Chancellor George Osborne said last week that he wanted Britain to lead the way in driverless technology. With trials already underway in London, Bristol, Coventry and Milton Keynes, Osborne announced in the Budget a further £100 million of funding for research and development into “intelligent mobility”.
The research will focus on enhancing the development of driverless car technology and the systems required to make these vehicles a reality, such as telecommunications. The government funds will be matched by a similar commitment from the car industry.
According to the Financial Times, trials will be carried out to establish how driverless vehicles could communicate with each other and with the transport infrastructure around them.
Business Secretary Vince Cable said this investment would “ensure the UK stays at the cutting edge and is well placed to profit from the growing market for high-tech vehicles of the future – creating jobs and driving economic growth.”
The extra funding was also welcomed by Steve Yianni, chief executive of Transport Systems Catapult, which is overseeing the trial of driverless pods in Milton Keynes.

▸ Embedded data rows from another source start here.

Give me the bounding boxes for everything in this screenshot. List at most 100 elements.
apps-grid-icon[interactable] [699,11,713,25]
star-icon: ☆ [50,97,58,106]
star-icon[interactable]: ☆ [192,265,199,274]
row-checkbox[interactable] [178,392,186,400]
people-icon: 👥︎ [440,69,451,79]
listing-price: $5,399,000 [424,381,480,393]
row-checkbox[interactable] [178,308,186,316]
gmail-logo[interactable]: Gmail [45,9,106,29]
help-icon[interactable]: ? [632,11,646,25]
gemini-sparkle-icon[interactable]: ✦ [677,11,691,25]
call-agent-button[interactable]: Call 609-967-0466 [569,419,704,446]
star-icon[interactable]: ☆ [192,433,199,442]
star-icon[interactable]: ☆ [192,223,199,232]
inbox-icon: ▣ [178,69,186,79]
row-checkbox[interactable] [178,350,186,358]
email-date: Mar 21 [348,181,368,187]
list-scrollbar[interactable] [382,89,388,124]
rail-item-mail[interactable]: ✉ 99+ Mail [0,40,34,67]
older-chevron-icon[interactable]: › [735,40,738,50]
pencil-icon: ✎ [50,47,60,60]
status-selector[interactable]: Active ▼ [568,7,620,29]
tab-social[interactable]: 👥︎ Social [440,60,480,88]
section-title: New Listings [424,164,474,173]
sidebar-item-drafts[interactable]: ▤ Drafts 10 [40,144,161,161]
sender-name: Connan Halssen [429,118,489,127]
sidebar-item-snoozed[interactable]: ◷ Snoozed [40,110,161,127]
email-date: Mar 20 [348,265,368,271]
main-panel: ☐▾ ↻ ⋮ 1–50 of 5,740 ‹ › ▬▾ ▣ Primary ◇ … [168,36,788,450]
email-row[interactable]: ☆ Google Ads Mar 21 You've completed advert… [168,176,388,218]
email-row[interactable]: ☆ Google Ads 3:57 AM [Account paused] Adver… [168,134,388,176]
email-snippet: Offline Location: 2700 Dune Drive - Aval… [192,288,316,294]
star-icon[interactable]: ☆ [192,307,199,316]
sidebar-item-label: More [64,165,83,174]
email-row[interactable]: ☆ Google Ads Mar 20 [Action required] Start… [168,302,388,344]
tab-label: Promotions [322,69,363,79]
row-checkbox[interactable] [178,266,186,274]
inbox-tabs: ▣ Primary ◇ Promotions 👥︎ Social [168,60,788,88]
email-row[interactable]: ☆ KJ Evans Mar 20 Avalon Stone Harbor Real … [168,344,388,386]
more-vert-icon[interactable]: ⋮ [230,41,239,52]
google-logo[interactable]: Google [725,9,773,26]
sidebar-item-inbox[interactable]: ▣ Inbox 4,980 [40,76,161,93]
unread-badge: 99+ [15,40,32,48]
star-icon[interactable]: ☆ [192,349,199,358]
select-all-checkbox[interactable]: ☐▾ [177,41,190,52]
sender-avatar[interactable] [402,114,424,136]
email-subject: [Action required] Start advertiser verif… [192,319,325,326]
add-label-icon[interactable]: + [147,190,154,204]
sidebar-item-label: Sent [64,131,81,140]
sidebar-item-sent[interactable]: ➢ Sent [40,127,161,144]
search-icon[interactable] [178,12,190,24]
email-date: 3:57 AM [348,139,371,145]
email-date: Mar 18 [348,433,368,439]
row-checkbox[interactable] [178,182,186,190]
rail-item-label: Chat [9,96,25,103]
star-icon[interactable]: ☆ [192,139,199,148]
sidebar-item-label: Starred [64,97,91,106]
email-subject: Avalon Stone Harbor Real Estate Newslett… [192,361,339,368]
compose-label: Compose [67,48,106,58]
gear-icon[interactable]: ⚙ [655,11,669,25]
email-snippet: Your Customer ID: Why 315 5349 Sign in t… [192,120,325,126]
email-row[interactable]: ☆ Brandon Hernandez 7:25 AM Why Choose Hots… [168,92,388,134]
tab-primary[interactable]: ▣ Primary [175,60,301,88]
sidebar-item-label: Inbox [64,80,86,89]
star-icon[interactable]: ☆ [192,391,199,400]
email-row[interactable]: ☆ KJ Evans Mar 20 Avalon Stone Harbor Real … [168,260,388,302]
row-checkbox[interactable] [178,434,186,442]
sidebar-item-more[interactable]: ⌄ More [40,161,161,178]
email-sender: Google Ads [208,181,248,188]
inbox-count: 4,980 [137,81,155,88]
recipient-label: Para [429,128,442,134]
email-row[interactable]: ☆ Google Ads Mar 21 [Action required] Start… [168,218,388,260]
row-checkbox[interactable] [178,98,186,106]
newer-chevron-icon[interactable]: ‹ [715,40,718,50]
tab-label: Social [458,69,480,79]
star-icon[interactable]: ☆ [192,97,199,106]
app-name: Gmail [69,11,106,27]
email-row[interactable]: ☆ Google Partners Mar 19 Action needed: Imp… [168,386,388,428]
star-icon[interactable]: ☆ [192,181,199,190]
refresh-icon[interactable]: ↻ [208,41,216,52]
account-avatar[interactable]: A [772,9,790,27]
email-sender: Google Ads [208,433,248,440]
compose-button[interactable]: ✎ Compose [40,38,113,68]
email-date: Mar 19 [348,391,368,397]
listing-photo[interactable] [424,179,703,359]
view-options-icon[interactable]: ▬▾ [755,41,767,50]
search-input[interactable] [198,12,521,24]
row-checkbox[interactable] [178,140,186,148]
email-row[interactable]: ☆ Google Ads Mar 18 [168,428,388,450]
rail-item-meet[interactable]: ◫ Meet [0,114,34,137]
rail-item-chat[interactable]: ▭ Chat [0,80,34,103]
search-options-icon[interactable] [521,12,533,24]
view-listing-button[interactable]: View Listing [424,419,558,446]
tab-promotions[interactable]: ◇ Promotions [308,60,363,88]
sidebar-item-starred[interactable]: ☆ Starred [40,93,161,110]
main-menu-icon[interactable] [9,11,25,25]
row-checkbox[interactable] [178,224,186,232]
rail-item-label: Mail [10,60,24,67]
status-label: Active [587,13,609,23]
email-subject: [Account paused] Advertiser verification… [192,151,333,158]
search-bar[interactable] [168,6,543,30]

He said it would help the UK to consolidate its position as a leading place to trial and demonstrate driverless technologies.
As well as the investment in driverless technology over the next five years, Osborne pledged to invest £40 million into research related to the Internet of Things, focusing on healthcare, social care and smart cities.
“This is the next stage of the information revolution, connecting up everything from urban transport to medical devices to household appliances,” the chancellor explained.
That message was underlined by roads minister John Hayes, who said in a speech to think tank ResPublica last week that the UK’s roads, bridges and tunnels were “joining the Internet of Things” – enabling wireless connections between connected vehicles and their environment and providing information about hazards, weather and traffic flow.